OverflowError: (34, 'Numerical result out of range')

Question

OverflowError: (34, 'Numerical result out of range')

saurabh-kataria opened this issue 4 years ago · comments

I think DEMON based optimizers have some issue. Line 375 momentum.div_(1 - (beta1 ** state['step'])).mul_(nu1).add_(1-nu1, grad) gives the following error after few iterations of training.
OverflowError: (34, 'Numerical result out of range')
It seems to be a general issue:
https://discuss.pytorch.org/t/overflowerror-34-numerical-result-out-of-range/1907
I tried their recommendation and it still didn't work. My value of beta1 was around -3 when this overflow error was raised. I believe beta1 should stay in [0,1] ?
This problem occurs in other optimizers also. Removing DEMON option seems to get rid of this issue.

Jishnu Ray Chowdhury · Answer 1 · Fri Sep 04 2020 23:22:42 GMT+0800 (China Standard Time)
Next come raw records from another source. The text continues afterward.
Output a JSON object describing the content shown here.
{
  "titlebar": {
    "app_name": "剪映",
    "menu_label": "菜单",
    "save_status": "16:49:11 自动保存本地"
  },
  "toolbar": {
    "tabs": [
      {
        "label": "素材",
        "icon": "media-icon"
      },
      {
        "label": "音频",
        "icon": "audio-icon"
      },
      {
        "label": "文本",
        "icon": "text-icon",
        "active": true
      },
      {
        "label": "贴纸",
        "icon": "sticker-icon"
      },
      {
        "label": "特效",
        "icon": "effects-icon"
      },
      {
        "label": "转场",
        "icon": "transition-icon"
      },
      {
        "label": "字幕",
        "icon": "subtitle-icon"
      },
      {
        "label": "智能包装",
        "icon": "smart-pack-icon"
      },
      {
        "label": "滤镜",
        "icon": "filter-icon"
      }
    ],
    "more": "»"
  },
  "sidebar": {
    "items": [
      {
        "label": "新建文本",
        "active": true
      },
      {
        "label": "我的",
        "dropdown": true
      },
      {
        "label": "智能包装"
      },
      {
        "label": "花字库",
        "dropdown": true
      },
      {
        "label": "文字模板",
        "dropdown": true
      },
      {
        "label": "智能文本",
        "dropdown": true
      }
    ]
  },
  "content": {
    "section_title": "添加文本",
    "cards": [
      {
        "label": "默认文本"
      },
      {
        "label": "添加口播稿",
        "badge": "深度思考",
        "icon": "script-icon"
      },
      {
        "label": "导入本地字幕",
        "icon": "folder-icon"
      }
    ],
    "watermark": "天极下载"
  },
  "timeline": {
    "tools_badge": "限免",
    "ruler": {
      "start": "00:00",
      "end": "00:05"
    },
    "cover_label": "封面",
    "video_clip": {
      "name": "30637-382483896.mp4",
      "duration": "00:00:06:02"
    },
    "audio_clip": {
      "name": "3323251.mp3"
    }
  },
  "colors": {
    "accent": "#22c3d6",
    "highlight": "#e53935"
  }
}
Yes, beta should be [0,1]. I think this may be because step becomes > self.T where self.T = self.T = self.epochs*self.step_per_epoch.
That is to properly use DEMON, you have enter the step_per_epoch and the maximum epochs during initializing the constructor. Are you sure that state["step"] never becomes greater thatn epochs*step_per_epoch in your case. There could be still some other issue. Let me know if you find something related to this otherwise I will check more deeply.

Saurabh · Answer 2 · Sat Sep 05 2020 00:45:05 GMT+0800 (China Standard Time)

I think you are correct. DEMON versions require correct knowledge of self.epochs and self.step_per_epoch. I was specifying number of epochs incorrectly. Now, it is fine. Thanks for your response.